A Better Way to Get Data
Note: this was an unfinished draft, i published it anyway but it is incomplete
On the back of Bad Ways to Get Data, I want to rewrite how I do data fetching, again. This time my design goals are:
- generate a manifest upfront. This means firing off the minimum viable request to index everything, as defined by the user. Do NOT attempt to read everything up front as that blocks execution.
- offer easy profiling. instead of ad hoc console.logs, use
debug
to provide reusable log events. - Define a transparent plugin interface - pass the input of the main function to a plugin, get the output and pass it out.
- i don’t like passing in a set of strings or objects and letting the thing opaquely call the thing
- (not data related) use a temp folder to store all the Sapper boilerplate
- DON’T cache or precompute anything upfront. rely on the index to be authoritative instead.
- getDataSlice should memoize itself
- allow non SSG work to be done with the data afterward on each build?
- for RSS
- for image production?
- allow non SSG work to be done ONCE at author time, fuck building
- for image production?
Reach goals:
- TypeScript?
- Estimate time for completion
- offer incremental builds by diffing a prior manifest (cheap to read) and/or the actual generated file system (a better source of truth, but more expensive to read)
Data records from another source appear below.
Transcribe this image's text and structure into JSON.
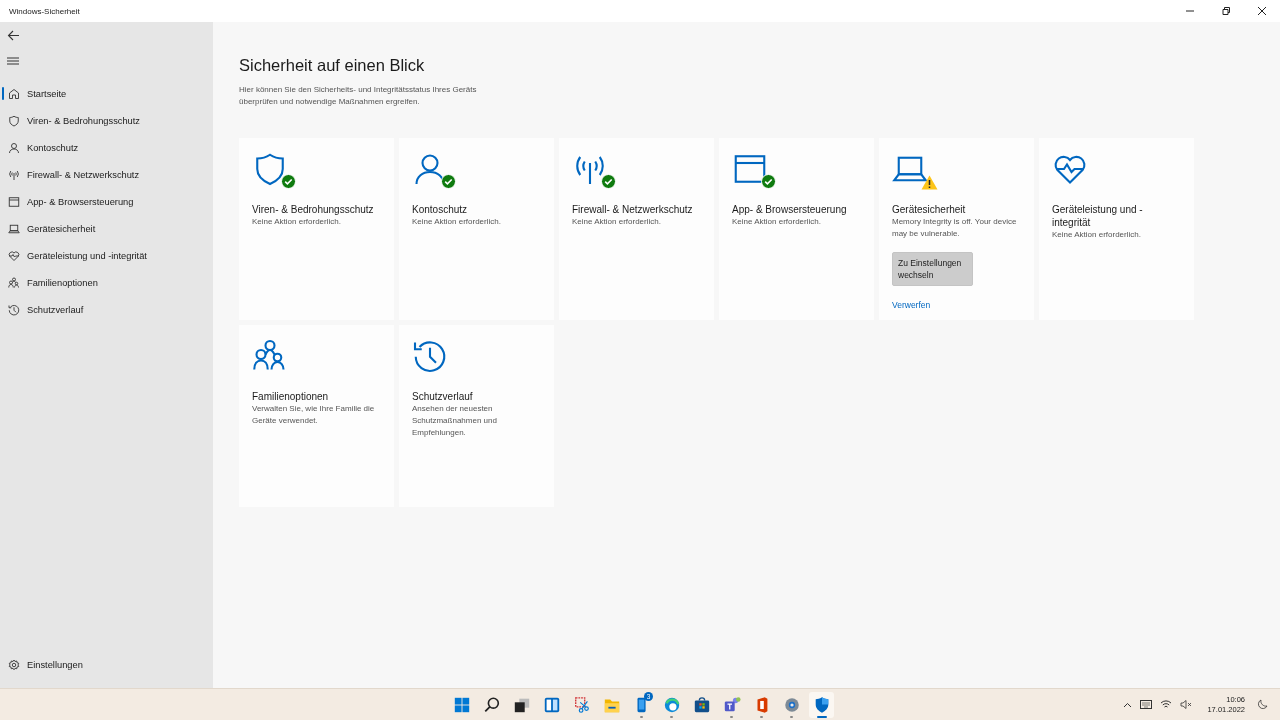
{
  "window": {
    "title": "Windows-Sicherheit"
  },
  "sidebar": {
    "items": [
      {
        "label": "Startseite",
        "selected": true
      },
      {
        "label": "Viren- & Bedrohungsschutz",
        "selected": false
      },
      {
        "label": "Kontoschutz",
        "selected": false
      },
      {
        "label": "Firewall- & Netzwerkschutz",
        "selected": false
      },
      {
        "label": "App- & Browsersteuerung",
        "selected": false
      },
      {
        "label": "Gerätesicherheit",
        "selected": false
      },
      {
        "label": "Geräteleistung und -integrität",
        "selected": false
      },
      {
        "label": "Familienoptionen",
        "selected": false
      },
      {
        "label": "Schutzverlauf",
        "selected": false
      }
    ],
    "footer": {
      "label": "Einstellungen"
    }
  },
  "main": {
    "title": "Sicherheit auf einen Blick",
    "description": "Hier können Sie den Sicherheits- und Integritätsstatus Ihres Geräts überprüfen und notwendige Maßnahmen ergreifen.",
    "cards": [
      {
        "title": "Viren- & Bedrohungsschutz",
        "text": "Keine Aktion erforderlich.",
        "ok": true,
        "warning": false
      },
      {
        "title": "Kontoschutz",
        "text": "Keine Aktion erforderlich.",
        "ok": true,
        "warning": false
      },
      {
        "title": "Firewall- & Netzwerkschutz",
        "text": "Keine Aktion erforderlich.",
        "ok": true,
        "warning": false
      },
      {
        "title": "App- & Browsersteuerung",
        "text": "Keine Aktion erforderlich.",
        "ok": true,
        "warning": false
      },
      {
        "title": "Gerätesicherheit",
        "text": "Memory Integrity is off. Your device may be vulnerable.",
        "ok": false,
        "warning": true,
        "button": "Zu Einstellungen wechseln",
        "link": "Verwerfen"
      },
      {
        "title": "Geräteleistung und -integrität",
        "text": "Keine Aktion erforderlich.",
        "ok": false,
        "warning": false
      },
      {
        "title": "Familienoptionen",
        "text": "Verwalten Sie, wie Ihre Familie die Geräte verwendet.",
        "ok": false,
        "warning": false
      },
      {
        "title": "Schutzverlauf",
        "text": "Ansehen der neuesten Schutzmaßnahmen und Empfehlungen.",
        "ok": false,
        "warning": false
      }
    ]
  },
  "taskbar": {
    "apps": [
      {
        "running": false,
        "selected": false
      },
      {
        "running": false,
        "selected": false
      },
      {
        "running": false,
        "selected": false
      },
      {
        "running": false,
        "selected": false
      },
      {
        "running": false,
        "selected": false
      },
      {
        "running": false,
        "selected": false
      },
      {
        "running": true,
        "selected": false,
        "badge": "3"
      },
      {
        "running": true,
        "selected": false
      },
      {
        "running": false,
        "selected": false
      },
      {
        "running": true,
        "selected": false
      },
      {
        "running": true,
        "selected": false
      },
      {
        "running": true,
        "selected": false
      },
      {
        "running": true,
        "selected": true
      }
    ],
    "time": "10:06",
    "date": "17.01.2022"
  }
}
- In dev, watch and reload individual files
- how do you figure out the dependency tree from here?
- sapper rebuilds everything every time. may have to fork sapper or somehow influence them to merge the export_only PR that’s been sitting around.
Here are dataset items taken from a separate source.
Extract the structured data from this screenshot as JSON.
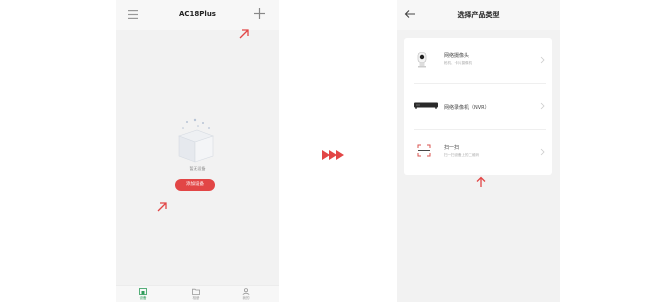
{
  "left_screen": {
    "title": "AC18Plus",
    "empty_text": "暂无设备",
    "add_button_label": "添加设备",
    "tabs": [
      {
        "label": "设备"
      },
      {
        "label": "相册"
      },
      {
        "label": "我的"
      }
    ]
  },
  "right_screen": {
    "title": "选择产品类型",
    "products": [
      {
        "title": "网络摄像头",
        "desc": "枪机、卡片摄像机"
      },
      {
        "title": "网络录像机（NVR）",
        "desc": ""
      },
      {
        "title": "扫一扫",
        "desc": "扫一扫设备上的二维码"
      }
    ]
  },
  "colors": {
    "accent_red": "#e24646",
    "tab_active": "#2f9c5a",
    "page_bg": "#f2f2f2"
  },
  "icons": [
    "menu-icon",
    "plus-icon",
    "back-icon",
    "arrow-icon",
    "chevron-right-icon",
    "camera-icon",
    "nvr-icon",
    "scan-icon",
    "empty-box-icon"
  ]
}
- offer a dry run? this isn’t a priority for me right now. It’s just one step lower than a manifest.
- hew as close to the gatsby/11ty developer experience as possible
The API right now:
getInitialData
: get and preprocess ALL the data, and cache it. return index.getData
: read individual items from cache. return item.
The API I want:
createIndex
: a CHEAP function to get an overview of all data and their hashes/modified dates.- (invisible API): read prior index if exists and diff and only THEN kick off SSR
getDataSlice
: an idempotent function to get a data slice based on a key. results will be temporarily cached and return if request repeats.postProcess
: post process.- (invisible API): save index and save generated files for next build
The hooks API is very attractive for composition but I’m not sure it works here.
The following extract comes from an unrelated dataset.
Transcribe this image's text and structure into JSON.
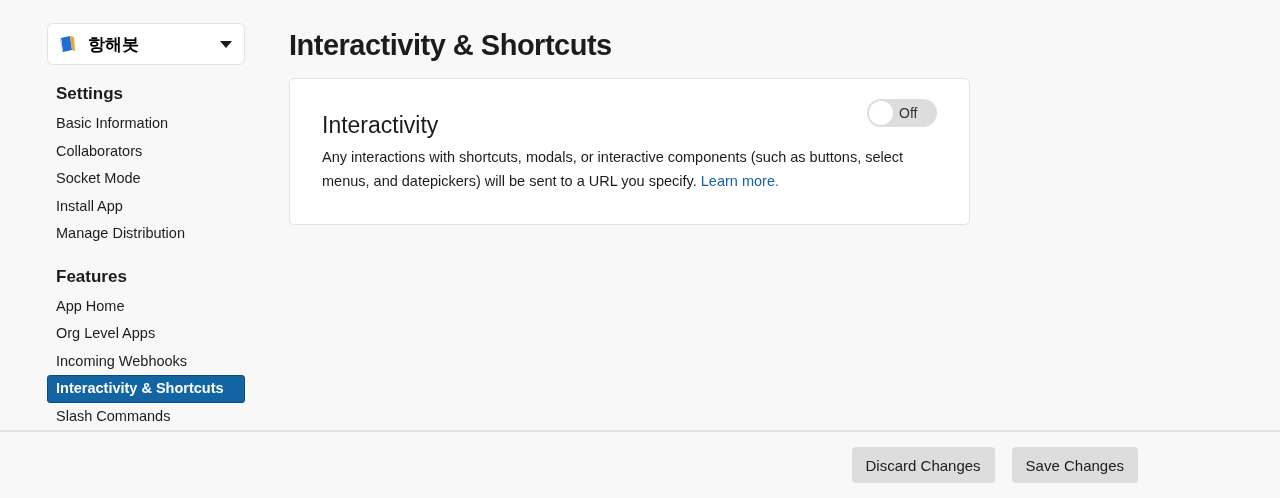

The interface for the index is very important as I’ll be passing this around. We could have a “fat index” (and worry about what to include) or a “thin index” (and worry about doing subsequent work):
lastModified
: datetimeuid
: can be the slug, filename, whatever as long as it is guaranteed to be unique. Right now slug and uid are the same thing, but this will break.
I have no idea what I should do here.
Experimenting with the hooks API…
export async function getIndex() {
const index = getMainIndex() // create index - this should be fast!
const blogIndex = await myPlugin('blog')
ssg.postProcess(async () => {
// make rss feed of index and blogindex
})
return {
index,
blogIndex
}
}
async function myPlugin(name, opts) {
const index = createPluginIndex(name, opts)
const getSlice = ssg.createSlice(name, async key => {
// expensively fetch slice
})
ssg.postProcess(async () => {
// do some postbuild thing?
// you can use getSlice here cheaply since its cached
})
return index
}
and you can create plugin plugins…
async function myPlugin(name, opts) {
const index = createPluginIndex(name, opts)
const getSlice = myPluginPlugin(name)
ssg.postProcess(async () => {
// do some postbuild thing?
getSlice(name).then(console.log)
})
return index
}
async function myPluginPlugin(name) {
const getSlice = ssg.createSlice(name, async key => {
// expensively fetch slice
})
ssg.postProcess(async () => {
getSlice(name).then(console.log)
})
return getSlice
}
after thinking it through, i dont like this anymore. if everything is run once, there is no sense sequestering it inside a function. this isn’t the right use case for plugins.
I reference Component Story Format in this - they broke it up, and now it’s far more reusable. It makes sense. I don’t have an excuse.
I’ll just stick to individual exports for now.